FRESNO, California (KSEE) – Governor Gavin Newsom has granted 21 inmates clemency this month. Among them, a man who committed two murders in Fresno.
52-year-old Marcus McJimpson was convicted 31 years ago and sentenced to life in prison without the possibility of parole. According to the Governor’s office, McJimpson has lived on an honor yard since 2012 and they say he helped start the ‘Paws for Life’ dog program while in prison.
Fresno County District Attorney Lisa Smittcamp wrote a letter to Governor Newsom opposing his move, stating McJimspon committed heinous acts and should not be released from prison.
It was May 4, 1988, when two lives were taken in Fresno: 22-year-old Vernon Joseph Clark and 20-year-old Scott Lee Walker. Marcus McJimpson was convicted for their murder and was sentenced to life in prison without the possibility of parole.
But 31-years later, Governor Newsom granted him clemency.
“This particular case and the commutation of the number of individuals here actually kind of applauds the whole concept of rehabilitation because what they’re doing is they’re looking at individuals cases of people and they’re saying is there any merit to allowing this person back into society,” said our legal analyst David Mugridge.
Mugridge says historically that’s what prison was all about, but it’s not always been the case.
A letter from the Executive Department State of California says that McJimpson understands the crimes he’s committed and says that he’s been rehabilitated.
“This kind of a situation offers the public the opportunity to think about all of these issues, what is their attitude on punishment of people,” Mugridge expressed.
He says just because McJimpson was granted clemency does not mean he will be released. Mugridge says it only means McJimpson is now eligible to apply for parole.

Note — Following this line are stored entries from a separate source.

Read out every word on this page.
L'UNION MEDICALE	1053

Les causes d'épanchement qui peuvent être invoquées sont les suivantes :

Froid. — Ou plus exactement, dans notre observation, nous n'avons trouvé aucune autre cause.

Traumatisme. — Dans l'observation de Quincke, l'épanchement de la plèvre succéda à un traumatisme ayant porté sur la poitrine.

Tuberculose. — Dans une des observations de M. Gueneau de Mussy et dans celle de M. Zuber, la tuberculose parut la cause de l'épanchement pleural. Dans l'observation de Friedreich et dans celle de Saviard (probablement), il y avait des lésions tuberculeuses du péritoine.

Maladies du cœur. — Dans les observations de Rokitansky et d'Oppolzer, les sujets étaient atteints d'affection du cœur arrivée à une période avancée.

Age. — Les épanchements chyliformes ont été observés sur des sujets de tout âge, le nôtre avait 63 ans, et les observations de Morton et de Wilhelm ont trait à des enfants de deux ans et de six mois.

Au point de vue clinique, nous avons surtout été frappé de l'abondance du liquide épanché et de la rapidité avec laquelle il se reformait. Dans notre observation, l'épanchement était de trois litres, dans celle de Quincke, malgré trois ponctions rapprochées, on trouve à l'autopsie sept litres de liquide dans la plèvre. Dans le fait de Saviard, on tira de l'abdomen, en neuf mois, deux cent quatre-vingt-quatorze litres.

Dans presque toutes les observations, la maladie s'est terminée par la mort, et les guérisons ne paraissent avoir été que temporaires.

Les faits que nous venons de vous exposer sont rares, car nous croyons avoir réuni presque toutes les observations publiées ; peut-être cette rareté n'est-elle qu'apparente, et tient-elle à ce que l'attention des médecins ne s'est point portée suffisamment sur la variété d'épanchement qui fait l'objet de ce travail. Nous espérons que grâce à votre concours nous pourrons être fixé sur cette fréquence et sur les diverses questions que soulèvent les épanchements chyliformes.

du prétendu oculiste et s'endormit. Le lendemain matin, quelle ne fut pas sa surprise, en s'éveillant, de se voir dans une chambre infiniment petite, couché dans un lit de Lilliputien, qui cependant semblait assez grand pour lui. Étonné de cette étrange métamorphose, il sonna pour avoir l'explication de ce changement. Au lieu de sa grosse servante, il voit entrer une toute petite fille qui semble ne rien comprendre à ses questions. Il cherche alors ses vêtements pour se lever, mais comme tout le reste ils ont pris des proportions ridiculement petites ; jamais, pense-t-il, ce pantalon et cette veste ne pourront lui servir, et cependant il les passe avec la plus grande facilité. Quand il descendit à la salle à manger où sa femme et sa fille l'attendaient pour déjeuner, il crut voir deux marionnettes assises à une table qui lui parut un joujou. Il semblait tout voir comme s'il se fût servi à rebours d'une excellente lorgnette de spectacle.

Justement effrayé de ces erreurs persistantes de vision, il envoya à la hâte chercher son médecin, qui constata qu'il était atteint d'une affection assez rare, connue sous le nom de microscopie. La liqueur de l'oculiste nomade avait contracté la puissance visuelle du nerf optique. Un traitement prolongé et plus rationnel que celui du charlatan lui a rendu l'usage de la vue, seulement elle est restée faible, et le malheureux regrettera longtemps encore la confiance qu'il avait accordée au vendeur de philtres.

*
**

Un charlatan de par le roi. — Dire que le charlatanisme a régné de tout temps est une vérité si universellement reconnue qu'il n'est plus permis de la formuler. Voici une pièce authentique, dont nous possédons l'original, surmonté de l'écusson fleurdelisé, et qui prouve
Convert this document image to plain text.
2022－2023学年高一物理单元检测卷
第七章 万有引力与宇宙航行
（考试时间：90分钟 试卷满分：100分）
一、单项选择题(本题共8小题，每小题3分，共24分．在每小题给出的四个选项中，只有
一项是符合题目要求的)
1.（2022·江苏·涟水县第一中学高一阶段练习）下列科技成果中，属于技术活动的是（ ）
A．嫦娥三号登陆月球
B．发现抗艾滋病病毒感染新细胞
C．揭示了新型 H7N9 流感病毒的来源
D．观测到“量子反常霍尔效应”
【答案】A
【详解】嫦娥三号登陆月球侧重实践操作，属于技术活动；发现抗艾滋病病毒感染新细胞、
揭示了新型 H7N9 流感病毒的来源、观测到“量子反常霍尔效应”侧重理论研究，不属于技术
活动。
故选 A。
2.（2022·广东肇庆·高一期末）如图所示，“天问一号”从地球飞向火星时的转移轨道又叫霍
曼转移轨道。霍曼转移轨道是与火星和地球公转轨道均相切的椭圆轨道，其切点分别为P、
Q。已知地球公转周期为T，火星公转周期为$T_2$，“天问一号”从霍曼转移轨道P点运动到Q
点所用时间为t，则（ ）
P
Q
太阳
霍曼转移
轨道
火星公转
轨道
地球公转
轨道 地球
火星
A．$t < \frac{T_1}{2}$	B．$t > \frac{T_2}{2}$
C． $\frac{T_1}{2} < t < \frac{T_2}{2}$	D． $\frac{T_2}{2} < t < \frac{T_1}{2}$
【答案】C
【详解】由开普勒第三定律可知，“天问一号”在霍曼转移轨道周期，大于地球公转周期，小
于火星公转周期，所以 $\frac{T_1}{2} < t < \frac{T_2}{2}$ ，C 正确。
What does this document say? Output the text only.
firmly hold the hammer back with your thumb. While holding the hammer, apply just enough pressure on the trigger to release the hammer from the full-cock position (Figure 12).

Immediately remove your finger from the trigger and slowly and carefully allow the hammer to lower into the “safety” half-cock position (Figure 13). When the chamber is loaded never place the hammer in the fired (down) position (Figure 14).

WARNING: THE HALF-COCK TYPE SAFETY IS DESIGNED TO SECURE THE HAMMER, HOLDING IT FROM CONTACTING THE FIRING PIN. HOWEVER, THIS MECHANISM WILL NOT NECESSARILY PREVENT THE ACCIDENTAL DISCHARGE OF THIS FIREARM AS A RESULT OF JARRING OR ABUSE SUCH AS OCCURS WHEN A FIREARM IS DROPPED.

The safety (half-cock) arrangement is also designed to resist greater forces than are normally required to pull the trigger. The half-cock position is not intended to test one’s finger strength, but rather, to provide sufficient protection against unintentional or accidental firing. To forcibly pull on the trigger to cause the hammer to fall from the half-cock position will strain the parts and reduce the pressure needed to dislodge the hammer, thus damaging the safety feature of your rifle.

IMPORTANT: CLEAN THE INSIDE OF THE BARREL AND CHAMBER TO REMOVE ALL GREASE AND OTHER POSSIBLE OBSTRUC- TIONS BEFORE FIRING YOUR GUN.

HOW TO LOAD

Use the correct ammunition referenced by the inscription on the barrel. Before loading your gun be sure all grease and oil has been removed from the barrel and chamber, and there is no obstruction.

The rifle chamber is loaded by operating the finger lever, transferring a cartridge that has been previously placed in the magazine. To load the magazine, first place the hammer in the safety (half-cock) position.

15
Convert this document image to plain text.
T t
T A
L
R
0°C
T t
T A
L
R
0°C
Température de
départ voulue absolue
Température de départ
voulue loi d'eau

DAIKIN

In her letter, Fresno County District Attorney Lisa Smittcamp opposed the decision to grant clemency, stating in part: “Our position has not changed regarding the heinousness of McJimpson’s crimes or the appropriateness of his sentence of life without the possibility of parole.”
According to Governor Newsom’s office, the crimes that the 21 inmates are serving time for vary. His office says many of the crimes were committed when the inmates were 26-years-old or younger.